Viral suppression correlates with dendritic cell restoration in chronic hepatitis B patients with autologous cytokine-induced killer cell transfusion
Article first published online: 15 AUG 2008
© 2009 The Authors. Journal compilation © 2009 Blackwell Publishing Ltd
Volume 29, Issue 3, pages 466–474, March 2009
How to Cite
Shi, M., Fu, J., Shi, F., Zhang, B., Tang, Z., Zhang, Z., Zhang, H., Jin, L., Chen, L., Wang, H., Akbar, S. M. F. and Wang, F.-S. (2009), Viral suppression correlates with dendritic cell restoration in chronic hepatitis B patients with autologous cytokine-induced killer cell transfusion. Liver International, 29: 466–474. doi: 10.1111/j.1478-3231.2008.01861.x
- Issue published online: 4 FEB 2009
- Article first published online: 15 AUG 2008
- Received 6 May 2008Accepted 14 July 2008
- adoptive therapy;
- chronic hepatitis B;
- cytokine-induced killer cells;
- hepatitis B virus;
- myeloid dendritic cells;
- plasmacytoid dendritic cells
Background: Myeloid and plasmacytoid dendritic cells (mDCs, pDCs) are functionally impaired in patients with chronic hepatitis B (CHB). Adoptive immunotherapy can suppress hepatitis B virus (HBV) replication in CHB patients, but whether it can restore the functionality of mDCs and pDCs remains unknown.

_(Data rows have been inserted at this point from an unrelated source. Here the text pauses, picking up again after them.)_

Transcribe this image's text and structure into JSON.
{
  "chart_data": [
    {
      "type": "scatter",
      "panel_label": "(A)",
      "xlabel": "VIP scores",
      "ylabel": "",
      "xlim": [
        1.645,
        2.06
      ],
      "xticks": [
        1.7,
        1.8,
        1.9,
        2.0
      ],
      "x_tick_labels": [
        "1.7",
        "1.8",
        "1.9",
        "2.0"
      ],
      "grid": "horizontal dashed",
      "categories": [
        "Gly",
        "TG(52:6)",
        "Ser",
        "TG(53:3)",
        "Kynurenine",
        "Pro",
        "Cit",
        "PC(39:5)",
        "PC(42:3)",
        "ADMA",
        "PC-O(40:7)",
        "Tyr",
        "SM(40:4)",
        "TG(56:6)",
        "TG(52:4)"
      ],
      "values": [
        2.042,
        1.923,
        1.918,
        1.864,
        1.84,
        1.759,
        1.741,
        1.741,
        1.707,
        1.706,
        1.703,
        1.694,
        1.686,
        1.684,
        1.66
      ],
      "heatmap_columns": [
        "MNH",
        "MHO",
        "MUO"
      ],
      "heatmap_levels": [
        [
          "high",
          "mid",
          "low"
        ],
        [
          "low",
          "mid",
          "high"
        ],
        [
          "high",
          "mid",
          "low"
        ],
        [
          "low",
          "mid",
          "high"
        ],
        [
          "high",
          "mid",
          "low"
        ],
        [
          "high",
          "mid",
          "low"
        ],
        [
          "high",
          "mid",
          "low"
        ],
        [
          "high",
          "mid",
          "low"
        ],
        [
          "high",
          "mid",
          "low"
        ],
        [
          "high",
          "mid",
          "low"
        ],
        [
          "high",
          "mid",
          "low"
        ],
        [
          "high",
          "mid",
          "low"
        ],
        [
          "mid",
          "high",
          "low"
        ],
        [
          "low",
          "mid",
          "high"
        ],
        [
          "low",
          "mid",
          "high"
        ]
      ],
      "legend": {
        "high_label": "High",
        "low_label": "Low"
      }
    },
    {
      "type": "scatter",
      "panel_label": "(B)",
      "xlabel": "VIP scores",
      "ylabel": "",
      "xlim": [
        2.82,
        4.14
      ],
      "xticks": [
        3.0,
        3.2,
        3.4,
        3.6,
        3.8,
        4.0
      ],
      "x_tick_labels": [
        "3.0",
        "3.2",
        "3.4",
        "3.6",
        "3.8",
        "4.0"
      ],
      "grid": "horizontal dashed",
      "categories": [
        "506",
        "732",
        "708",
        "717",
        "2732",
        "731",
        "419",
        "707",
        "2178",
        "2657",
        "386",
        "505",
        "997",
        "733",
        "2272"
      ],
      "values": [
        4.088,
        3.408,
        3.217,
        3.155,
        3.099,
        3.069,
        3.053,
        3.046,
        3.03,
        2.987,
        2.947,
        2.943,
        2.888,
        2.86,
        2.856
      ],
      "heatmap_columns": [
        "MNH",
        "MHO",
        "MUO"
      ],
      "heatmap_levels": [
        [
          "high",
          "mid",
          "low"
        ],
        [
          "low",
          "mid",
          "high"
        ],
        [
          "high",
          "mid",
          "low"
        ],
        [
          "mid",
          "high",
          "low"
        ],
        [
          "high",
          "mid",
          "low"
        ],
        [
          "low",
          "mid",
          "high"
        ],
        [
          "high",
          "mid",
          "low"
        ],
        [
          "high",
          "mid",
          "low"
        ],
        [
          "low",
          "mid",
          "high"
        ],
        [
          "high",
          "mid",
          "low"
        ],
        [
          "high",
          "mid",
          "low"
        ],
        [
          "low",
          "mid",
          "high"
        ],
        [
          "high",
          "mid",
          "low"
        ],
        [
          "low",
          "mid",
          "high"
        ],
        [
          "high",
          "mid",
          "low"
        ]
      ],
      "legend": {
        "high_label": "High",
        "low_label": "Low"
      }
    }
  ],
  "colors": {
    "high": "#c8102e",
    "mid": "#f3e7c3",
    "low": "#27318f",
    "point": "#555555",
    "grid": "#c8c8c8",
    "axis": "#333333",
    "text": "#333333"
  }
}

Methods: Autologous cytokine-induced killer (CIK) cells obtained from 14 CHB patients were transfused back to patients, case by case, to observe the effect of CIK-cell treatment on the frequency and functionality of mDCs and pDCs in CHB patients during a 24-week follow-up investigation.
Results: Seven virological responders exhibited a sustained decrease in HBV load after CIK-cell transfusion; another seven non-virological responders showed only sustained high levels of HBV load during the 24-week period following CIK-cell transfusion. The rate of hepatitis B e antigen loss or seroconversion was also higher in virological responders than in non-virological responders. Importantly, we found that the frequency and cytokine-producing capacity of mDCs and pDCs increased significantly in virological responders, but not in non-virological responders. In addition, these patients exhibited a close correlation between restoration DC subsets and a decrease in HBV DNA load, rather than a change in the alanine aminotransferase level.
Conclusion: Cytokine-induced killer-cell treatment reduced HBV DNA load in some CHB patients; the efficiency at least partially correlates with the restoration of frequency and functionality of mDCs and pDCs.